Минуту или две девушка молча смотрела на Пуаро. Потом, окончательно потеряв самообладание, кивнула и зарыдала. Каролина кинулась к ней, обняла, похлопала по плечу.
– Полно, полно, дорогая, – принялась она утешать ее.
– Все будет хорошо. Вот увидите. Все образуется. Несмотря на любопытство и любовь к сплетням, Каролина очень добра. На минуту даже заявление Пуаро было Забыто перед горем девушки. Но вот Урсула выпрямилась, вытерла глаза.
– Как глупо, – пробормотала она.
– Нет, дитя мое, мы понимаем, что пришлось вам перенести за последние дни, – мягко сказал Пуаро.

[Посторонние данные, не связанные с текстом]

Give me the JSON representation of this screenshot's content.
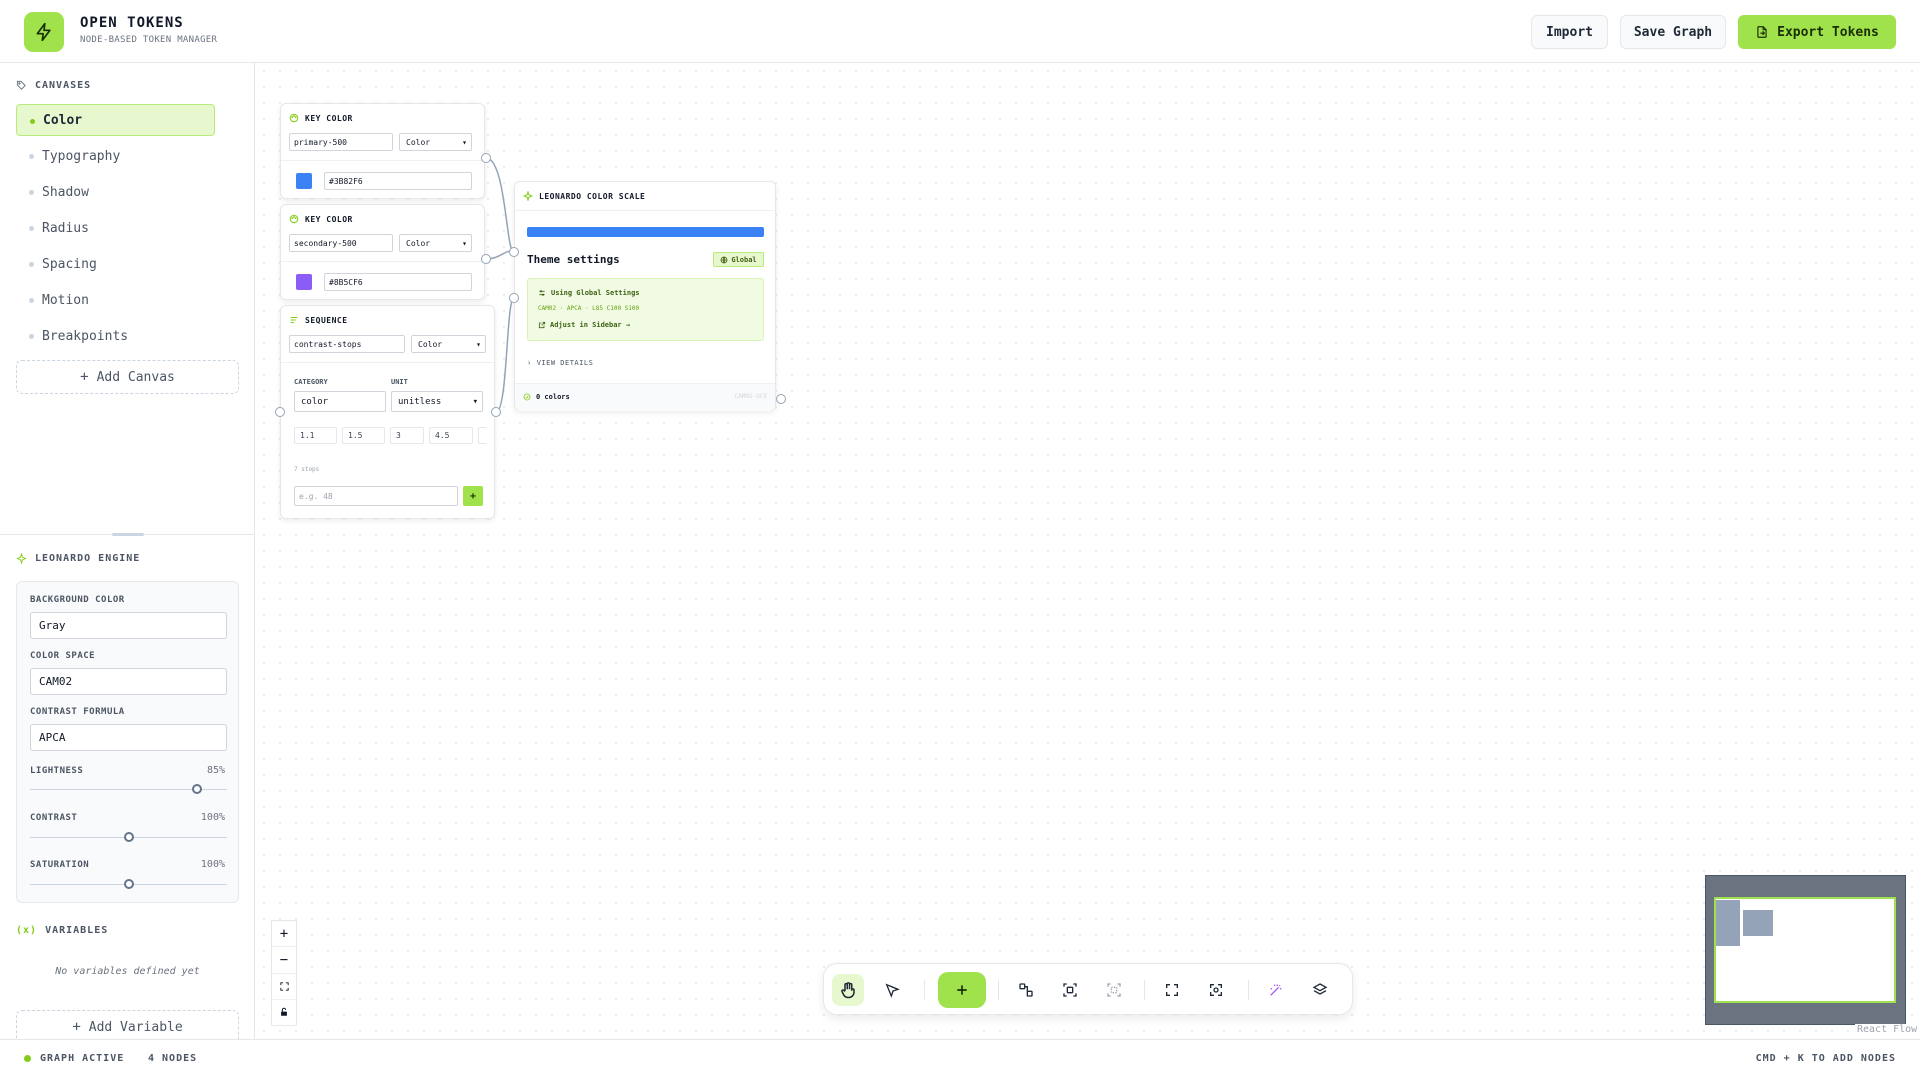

– И вдруг я узнаю, что вам все известно, – сказала Урсула – Но откуда? От Ральфа? Я пришла из-за этого. – Она вынула измятую газетную вырезку, и я узнал заметку Пуаро.

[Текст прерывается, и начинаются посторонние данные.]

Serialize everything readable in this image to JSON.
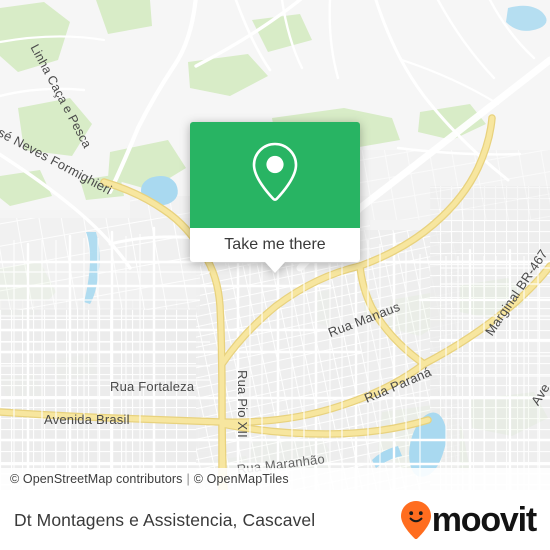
{
  "map": {
    "provider_style": "openmaptiles-osm-light",
    "colors": {
      "land": "#f2f2f2",
      "road_minor": "#ffffff",
      "road_arterial": "#f5e199",
      "park": "#d6ecc8",
      "water": "#a8d8ef",
      "building": "#e8e8e8",
      "label": "#4a4a4a"
    },
    "street_labels": [
      {
        "name": "Linha Caça e Pesca",
        "text": "Linha Caça e Pesca"
      },
      {
        "name": "José Neves Formighieri",
        "text": "José Neves Formighieri"
      },
      {
        "name": "Rua Fortaleza",
        "text": "Rua Fortaleza"
      },
      {
        "name": "Avenida Brasil",
        "text": "Avenida Brasil"
      },
      {
        "name": "Rua Pio XII",
        "text": "Rua Pio XII"
      },
      {
        "name": "Rua Manaus",
        "text": "Rua Manaus"
      },
      {
        "name": "Rua Paraná",
        "text": "Rua Paraná"
      },
      {
        "name": "Marginal BR-467",
        "text": "Marginal BR-467"
      },
      {
        "name": "Rua Maranhão",
        "text": "Rua Maranhão"
      },
      {
        "name": "Ave",
        "text": "Ave"
      }
    ]
  },
  "popup": {
    "cta_label": "Take me there",
    "marker_icon": "map-pin-icon",
    "header_color": "#28b463"
  },
  "attribution": {
    "osm": "© OpenStreetMap contributors",
    "separator": "|",
    "tiles": "© OpenMapTiles"
  },
  "footer": {
    "title": "Dt Montagens e Assistencia, Cascavel",
    "brand_name": "moovit",
    "brand_icon": "moovit-smiley-pin-icon",
    "brand_accent": "#ff6d1f"
  }
}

– Ральф арестован. Значит, все бесполезно. Мне незачем больше скрывать.
– Не всегда можно верить газетам, мадемуазель, – пробормотал Пуаро; у него был пристыженный вид. – Но все-таки вам лучше быть откровенной; нам нужна правда.
Девушка посмотрела на него: она была в нерешительности.

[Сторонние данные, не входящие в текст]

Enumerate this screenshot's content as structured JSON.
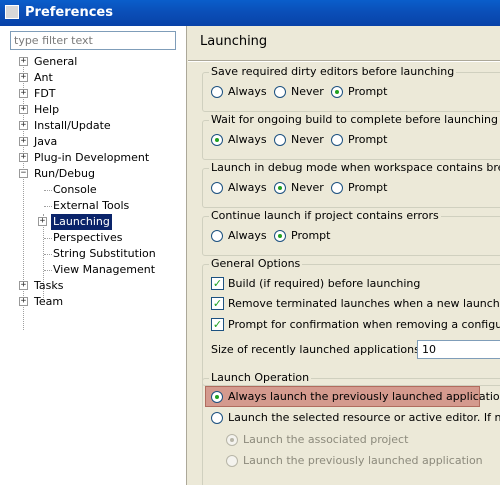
{
  "window": {
    "title": "Preferences"
  },
  "filter": {
    "placeholder": "type filter text"
  },
  "tree": {
    "items": [
      {
        "label": "General",
        "expanded": false
      },
      {
        "label": "Ant",
        "expanded": false
      },
      {
        "label": "FDT",
        "expanded": false
      },
      {
        "label": "Help",
        "expanded": false
      },
      {
        "label": "Install/Update",
        "expanded": false
      },
      {
        "label": "Java",
        "expanded": false
      },
      {
        "label": "Plug-in Development",
        "expanded": false
      },
      {
        "label": "Run/Debug",
        "expanded": true,
        "children": [
          {
            "label": "Console"
          },
          {
            "label": "External Tools"
          },
          {
            "label": "Launching",
            "selected": true
          },
          {
            "label": "Perspectives"
          },
          {
            "label": "String Substitution"
          },
          {
            "label": "View Management"
          }
        ]
      },
      {
        "label": "Tasks",
        "expanded": false
      },
      {
        "label": "Team",
        "expanded": false
      }
    ]
  },
  "page": {
    "title": "Launching",
    "groups": {
      "save_dirty": {
        "title": "Save required dirty editors before launching",
        "options": [
          "Always",
          "Never",
          "Prompt"
        ],
        "selected": "Prompt"
      },
      "wait_build": {
        "title": "Wait for ongoing build to complete before launching",
        "options": [
          "Always",
          "Never",
          "Prompt"
        ],
        "selected": "Always"
      },
      "debug_mode": {
        "title": "Launch in debug mode when workspace contains breakpoints",
        "options": [
          "Always",
          "Never",
          "Prompt"
        ],
        "selected": "Never"
      },
      "continue_errors": {
        "title": "Continue launch if project contains errors",
        "options": [
          "Always",
          "Prompt"
        ],
        "selected": "Prompt"
      },
      "general": {
        "title": "General Options",
        "checks": [
          {
            "label": "Build (if required) before launching",
            "checked": true
          },
          {
            "label": "Remove terminated launches when a new launch is create",
            "checked": true
          },
          {
            "label": "Prompt for confirmation when removing a configuration fr",
            "checked": true
          }
        ],
        "recent_label": "Size of recently launched applications list:",
        "recent_value": "10"
      },
      "launch_op": {
        "title": "Launch Operation",
        "opt_previous": "Always launch the previously launched application",
        "opt_selected": "Launch the selected resource or active editor. If not laun",
        "sub_project": "Launch the associated project",
        "sub_previous": "Launch the previously launched application",
        "selected": "opt_previous"
      }
    }
  },
  "colors": {
    "selection": "#0a246a",
    "highlight": "#d49a8e",
    "radio_dot": "#21a121",
    "title_bar": "#0a4fb8"
  }
}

– Вы не доверяете мне, – сказал Пуаро. – И тем не менее вы ко мне пришли – Почему?
– Потому что я не верю… Ральф не мог этого сделать, – прошептала она. – И еще потому, что вы очень умны, и узнаете правду, и еще… Мне кажется, что вы добрый.
– Это правда, – утвердительно закивал головой Пуаро – Слушайте, я искренне верю, что ваш муж невиновен, но дело развивается скверно. Чтобы спасти его, я должен знать все, даже если в результате улики против него увеличатся Словом, расскажите мне все без утайки, все с самого начала, хорошо?
– Надеюсь, вы меня не выпроводите за дверь, – сказала Каролина, устраиваясь в кресле.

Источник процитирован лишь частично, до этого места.